Despite the better intention of the DC You effort, many may see it as DC Editorial giving us Ghost Huey at the rave to work with.  It's a novel concept to see a powerless Superman, but it's only effective if it's not the eighth change in a 7 year period.

Meanwhile...  


Late in the day, The Beat also posted some images of the 1984-ish-era DC Comics Style Guide, work that makes the internet rounds every once in a while, and which is still used all the time for DC's retro-ish "DC Originals" line of merchandise featuring classic looks for the DC stable of IP.  My guess is that the DC Originals line sells quite well.

It's interesting to see the positive reaction to this look here and at Robot 6.  Even if the kids don't seem to be all that aware of the style and why's and wherefore's of the era.

But what folks seem to click to, as much as Jose Luis Garcia-Lopez's work with Giordano's inks, is the simplicity and recognizability of the characters.  The iconic nature of the work on display.

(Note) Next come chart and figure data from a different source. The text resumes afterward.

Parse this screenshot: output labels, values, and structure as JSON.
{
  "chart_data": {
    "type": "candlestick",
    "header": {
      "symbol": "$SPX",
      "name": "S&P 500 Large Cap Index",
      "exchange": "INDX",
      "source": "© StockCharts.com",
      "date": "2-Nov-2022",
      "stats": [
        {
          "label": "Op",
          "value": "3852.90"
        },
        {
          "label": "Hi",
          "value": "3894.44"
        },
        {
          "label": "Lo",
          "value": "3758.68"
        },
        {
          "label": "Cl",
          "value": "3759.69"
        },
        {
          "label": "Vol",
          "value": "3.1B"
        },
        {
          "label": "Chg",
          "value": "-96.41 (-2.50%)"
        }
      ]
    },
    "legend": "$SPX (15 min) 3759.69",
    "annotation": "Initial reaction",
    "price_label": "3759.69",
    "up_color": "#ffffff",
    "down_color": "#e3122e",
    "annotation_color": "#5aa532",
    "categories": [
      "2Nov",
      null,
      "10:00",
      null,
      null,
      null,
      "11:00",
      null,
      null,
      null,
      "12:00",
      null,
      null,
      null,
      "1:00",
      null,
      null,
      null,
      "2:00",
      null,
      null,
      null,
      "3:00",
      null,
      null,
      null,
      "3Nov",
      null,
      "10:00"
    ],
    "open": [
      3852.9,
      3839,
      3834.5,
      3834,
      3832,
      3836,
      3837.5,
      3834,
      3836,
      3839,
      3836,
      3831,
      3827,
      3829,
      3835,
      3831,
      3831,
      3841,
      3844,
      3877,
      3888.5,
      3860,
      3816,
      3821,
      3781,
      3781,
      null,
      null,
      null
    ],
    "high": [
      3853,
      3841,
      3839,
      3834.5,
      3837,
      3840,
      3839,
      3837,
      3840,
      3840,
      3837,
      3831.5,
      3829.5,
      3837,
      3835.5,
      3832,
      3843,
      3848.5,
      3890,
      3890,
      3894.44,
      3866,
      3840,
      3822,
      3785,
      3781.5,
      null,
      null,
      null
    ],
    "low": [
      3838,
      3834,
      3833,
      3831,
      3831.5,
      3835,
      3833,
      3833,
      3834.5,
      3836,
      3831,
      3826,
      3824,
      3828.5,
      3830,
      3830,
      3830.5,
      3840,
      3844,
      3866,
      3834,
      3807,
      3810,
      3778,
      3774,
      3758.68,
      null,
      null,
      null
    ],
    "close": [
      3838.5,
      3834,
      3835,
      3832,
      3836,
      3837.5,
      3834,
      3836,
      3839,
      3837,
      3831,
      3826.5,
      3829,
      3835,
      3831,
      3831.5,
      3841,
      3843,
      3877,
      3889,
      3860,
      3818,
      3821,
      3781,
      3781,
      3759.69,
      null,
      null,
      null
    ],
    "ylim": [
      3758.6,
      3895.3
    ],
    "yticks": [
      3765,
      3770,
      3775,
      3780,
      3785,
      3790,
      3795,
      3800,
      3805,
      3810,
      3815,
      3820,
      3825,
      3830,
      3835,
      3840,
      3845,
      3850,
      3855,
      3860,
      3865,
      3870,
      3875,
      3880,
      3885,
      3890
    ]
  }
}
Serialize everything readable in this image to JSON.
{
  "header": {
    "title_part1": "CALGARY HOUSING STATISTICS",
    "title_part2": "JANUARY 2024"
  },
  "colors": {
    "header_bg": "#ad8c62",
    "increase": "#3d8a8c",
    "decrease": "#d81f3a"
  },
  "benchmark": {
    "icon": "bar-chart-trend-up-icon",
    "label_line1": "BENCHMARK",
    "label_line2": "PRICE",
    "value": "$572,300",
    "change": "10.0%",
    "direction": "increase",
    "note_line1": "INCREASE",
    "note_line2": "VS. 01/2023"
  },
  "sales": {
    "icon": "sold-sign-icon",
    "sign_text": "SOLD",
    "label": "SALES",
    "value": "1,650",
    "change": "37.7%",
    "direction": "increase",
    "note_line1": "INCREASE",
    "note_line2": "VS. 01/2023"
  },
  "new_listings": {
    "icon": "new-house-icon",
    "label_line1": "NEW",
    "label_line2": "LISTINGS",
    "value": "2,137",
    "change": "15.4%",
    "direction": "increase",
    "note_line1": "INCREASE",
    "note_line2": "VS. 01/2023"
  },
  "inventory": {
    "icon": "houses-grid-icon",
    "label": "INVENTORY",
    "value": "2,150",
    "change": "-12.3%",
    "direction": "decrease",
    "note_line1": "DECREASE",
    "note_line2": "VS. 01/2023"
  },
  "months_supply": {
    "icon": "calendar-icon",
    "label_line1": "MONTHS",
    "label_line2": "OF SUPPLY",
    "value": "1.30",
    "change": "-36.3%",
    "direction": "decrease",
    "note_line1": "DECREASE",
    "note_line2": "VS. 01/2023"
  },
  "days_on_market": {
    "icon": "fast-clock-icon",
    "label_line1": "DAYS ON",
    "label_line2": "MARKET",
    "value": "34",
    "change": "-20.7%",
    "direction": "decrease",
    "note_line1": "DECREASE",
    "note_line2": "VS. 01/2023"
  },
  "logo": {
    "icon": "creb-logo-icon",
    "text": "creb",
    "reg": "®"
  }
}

Sometimes you sort of want to take DC's leadership by the hand and say "it's not that hard.  This is what folks think of your intellectual property.  They want to see the icons and larger than life figures in a world of action and adventure.  You can do this."




It would be nice to not make it so much work, to make it inviting to new readers, and to remember you can build on what you have without throwing away the spoils of previously hard won victories.




*seriously, stop complaining about origin stories.  The heroes don't make sense without them except as faces on a lunchbox, and there are always new people who haven't heard the story yet

2 comments:

Stuart said...

I'm going to try "Let's Apply This To Scrooge McDuck" logic across the board, from now on.

The League said...

It's how I've made every career decision in my life!